En septiembre de 1992, el juez antimafia italiano Giovanni Falcone fue asesinado cuando transitaba con su esposa en la autopista que comunica al aeropuerto Fiuminicio de Palermo, Sicilia. Individuos designados por la Cosa Nostra colocaron una bomba debajo de un puente, y esperaron a que el juez (desprovisto de escoltas) pasara por allí para activarla a control remoto.
Dos meses después el sucesor de Falcone, Paolo Borsellino, fue víctima de un hecho similar cuando salía de su casa. Las pesquisas de las autoridades italianas permitieron demostrar que ambos crímenes fueron ordenados por el «capo de todos los capos» para ese momento, Salvatore Riina, también conocido como La Bestia debido, precisamente, a los procedimientos que aplicaba para eliminar a sus adversarios.

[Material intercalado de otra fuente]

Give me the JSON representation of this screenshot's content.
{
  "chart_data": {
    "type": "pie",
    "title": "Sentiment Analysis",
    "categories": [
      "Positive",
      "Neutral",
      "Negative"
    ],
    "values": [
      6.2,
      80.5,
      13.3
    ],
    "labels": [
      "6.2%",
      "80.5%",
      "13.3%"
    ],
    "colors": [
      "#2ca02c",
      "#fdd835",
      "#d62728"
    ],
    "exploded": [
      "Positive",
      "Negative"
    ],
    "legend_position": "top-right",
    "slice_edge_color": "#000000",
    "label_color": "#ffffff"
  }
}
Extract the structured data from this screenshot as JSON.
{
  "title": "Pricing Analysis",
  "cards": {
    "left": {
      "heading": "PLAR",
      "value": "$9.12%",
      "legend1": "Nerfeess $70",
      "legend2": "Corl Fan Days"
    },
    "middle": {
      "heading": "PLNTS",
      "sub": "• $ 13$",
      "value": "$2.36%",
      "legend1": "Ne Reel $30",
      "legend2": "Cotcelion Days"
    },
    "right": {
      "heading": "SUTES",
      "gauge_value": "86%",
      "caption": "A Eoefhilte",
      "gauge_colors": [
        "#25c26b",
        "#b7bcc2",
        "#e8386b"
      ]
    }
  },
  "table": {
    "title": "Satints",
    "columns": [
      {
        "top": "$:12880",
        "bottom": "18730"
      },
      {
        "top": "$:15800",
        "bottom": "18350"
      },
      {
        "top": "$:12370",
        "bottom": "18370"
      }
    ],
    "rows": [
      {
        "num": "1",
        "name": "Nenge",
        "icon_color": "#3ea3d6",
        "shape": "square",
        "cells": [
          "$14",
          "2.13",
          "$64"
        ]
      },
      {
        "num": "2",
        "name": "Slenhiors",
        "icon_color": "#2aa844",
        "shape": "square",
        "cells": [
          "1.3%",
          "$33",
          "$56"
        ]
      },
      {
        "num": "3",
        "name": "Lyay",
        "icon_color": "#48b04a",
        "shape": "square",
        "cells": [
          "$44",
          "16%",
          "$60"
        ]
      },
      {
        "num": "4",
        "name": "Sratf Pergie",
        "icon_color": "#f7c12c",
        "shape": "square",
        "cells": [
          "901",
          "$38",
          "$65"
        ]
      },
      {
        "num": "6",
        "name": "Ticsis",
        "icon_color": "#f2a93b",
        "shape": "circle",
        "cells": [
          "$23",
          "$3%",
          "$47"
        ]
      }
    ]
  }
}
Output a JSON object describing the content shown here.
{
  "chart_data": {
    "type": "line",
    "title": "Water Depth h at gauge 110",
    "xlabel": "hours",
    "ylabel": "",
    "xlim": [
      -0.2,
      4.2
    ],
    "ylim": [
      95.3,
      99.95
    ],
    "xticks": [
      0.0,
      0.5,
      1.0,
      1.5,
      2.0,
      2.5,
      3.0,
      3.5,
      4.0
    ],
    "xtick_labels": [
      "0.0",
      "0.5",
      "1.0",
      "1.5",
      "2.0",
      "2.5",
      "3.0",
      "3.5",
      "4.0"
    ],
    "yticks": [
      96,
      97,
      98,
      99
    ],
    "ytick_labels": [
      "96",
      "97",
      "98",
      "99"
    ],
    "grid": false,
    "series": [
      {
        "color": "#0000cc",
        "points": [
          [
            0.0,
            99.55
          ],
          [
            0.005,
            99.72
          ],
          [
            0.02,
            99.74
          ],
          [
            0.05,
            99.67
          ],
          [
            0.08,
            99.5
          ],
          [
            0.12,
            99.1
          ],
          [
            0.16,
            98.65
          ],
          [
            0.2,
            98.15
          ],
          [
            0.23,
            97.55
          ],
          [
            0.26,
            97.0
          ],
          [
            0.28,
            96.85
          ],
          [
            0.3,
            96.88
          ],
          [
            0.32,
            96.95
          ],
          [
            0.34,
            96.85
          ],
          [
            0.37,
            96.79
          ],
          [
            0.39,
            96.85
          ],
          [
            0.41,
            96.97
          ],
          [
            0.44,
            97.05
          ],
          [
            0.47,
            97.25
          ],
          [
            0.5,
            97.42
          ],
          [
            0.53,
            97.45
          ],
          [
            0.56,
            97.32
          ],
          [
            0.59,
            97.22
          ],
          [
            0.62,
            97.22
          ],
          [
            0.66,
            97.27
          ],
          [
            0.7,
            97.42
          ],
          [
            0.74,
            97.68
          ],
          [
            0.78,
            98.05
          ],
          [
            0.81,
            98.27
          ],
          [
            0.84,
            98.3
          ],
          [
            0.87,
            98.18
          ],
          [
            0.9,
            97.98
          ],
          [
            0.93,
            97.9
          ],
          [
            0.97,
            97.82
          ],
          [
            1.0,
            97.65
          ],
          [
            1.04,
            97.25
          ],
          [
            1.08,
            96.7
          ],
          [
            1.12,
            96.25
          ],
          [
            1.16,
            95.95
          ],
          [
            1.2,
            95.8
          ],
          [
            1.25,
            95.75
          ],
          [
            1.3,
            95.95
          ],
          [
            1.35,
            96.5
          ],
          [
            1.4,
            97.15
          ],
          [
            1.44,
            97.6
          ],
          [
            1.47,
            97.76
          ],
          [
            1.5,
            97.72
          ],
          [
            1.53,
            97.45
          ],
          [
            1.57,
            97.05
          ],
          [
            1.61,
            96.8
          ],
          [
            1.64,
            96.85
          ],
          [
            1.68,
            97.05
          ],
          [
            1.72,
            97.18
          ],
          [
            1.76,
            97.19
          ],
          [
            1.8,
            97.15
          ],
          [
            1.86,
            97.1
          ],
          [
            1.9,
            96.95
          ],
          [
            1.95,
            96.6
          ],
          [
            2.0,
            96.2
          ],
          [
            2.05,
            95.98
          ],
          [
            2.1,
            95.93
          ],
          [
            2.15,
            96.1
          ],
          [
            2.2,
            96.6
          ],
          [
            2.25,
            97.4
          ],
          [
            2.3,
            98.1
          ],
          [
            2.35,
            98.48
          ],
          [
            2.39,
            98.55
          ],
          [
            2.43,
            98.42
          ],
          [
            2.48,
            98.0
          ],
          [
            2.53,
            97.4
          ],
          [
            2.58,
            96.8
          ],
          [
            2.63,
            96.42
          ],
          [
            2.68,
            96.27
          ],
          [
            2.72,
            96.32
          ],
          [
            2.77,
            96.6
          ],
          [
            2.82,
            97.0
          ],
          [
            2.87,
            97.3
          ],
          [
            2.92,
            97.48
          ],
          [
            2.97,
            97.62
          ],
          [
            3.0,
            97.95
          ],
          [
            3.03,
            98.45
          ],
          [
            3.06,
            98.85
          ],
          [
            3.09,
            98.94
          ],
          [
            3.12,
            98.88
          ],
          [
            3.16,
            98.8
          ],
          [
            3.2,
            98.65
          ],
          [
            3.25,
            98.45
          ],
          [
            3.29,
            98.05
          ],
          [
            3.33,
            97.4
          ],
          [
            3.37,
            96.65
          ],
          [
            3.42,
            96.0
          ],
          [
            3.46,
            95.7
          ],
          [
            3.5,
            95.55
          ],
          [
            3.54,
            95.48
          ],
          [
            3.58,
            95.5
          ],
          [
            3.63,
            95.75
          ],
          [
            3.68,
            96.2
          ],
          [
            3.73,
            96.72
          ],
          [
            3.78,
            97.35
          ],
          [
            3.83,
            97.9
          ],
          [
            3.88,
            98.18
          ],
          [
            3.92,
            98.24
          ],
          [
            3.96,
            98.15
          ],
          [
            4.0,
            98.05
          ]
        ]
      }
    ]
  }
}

Con Falcone y Borselino, el estado italiano había avanzado mucho en las averiguaciones contra la delincuencia organizada. De allí que los asesinatos de ambos magistrados no sólo fuesen crímenes terribles: también constituían sendos mensajes para la sociedad y los poderes públicos en cuanto a lo que sucedería con aquellos que se atrevieran a inmiscuirse en los asuntos de la Cosa Nostra.
Fueron, a todas luces, actos de terrorismo. Sin embargo, estos asesinatos sirven como base para establecer una distinción entre las tácticas y la naturaleza de la organización que las pone en práctica.
Todo acto de terrorismo puede ser tomado como un delito, pero no todo delito es terrorismo. Este principio nos señala que el terrorismo por regla general es enjuiciable en las mismas cortes que procesan a los ladrones y homicidas, aunque las características de los delitos sean distintas. El acto terrorista por definición busca sembrar el miedo con la finalidad de precipitar o impedir la toma de decisiones, precipitar o impedir los cambios en el orden político.
Los asesinatos de Falcone y Borsellino fueron actos de terrorismo, ciertamente, pues intentaban inhibir cualquier acción judicial contra sus organizadores. Pero la Costa Nostra es una estructura profundamente conservadora. No busca la modificación del orden político, sino un beneficio económico de su relación con el estatus. Y esto es lo que caracteriza a los delincuentes, y los distingue de los militantes de grupos cuyas acciones obedecen a una motivación política.
En la medida en que nos acercamos al presente se dificulta la posibilidad de lograr una distinción entre terrorismo y delincuencia. La realidad actual se muestra confusa, y las afirmaciones que suelen hacer los voceros de los poderes públicos y líderes de opinión a menudo contribuyen en ello. La experiencia colombiana de los últimos 20 años ha demostrado, además, con cuánta frecuencia los grupos delictivos acuden a tácticas terroristas para lograr sus cometidos. No obstante, la investigación policial desarrollada sin presiones políticas generalmente es capaz de precisar cuál ha sido el objetivo del crimen, y con ello distinguir a los terroristas de los meros delincuentes.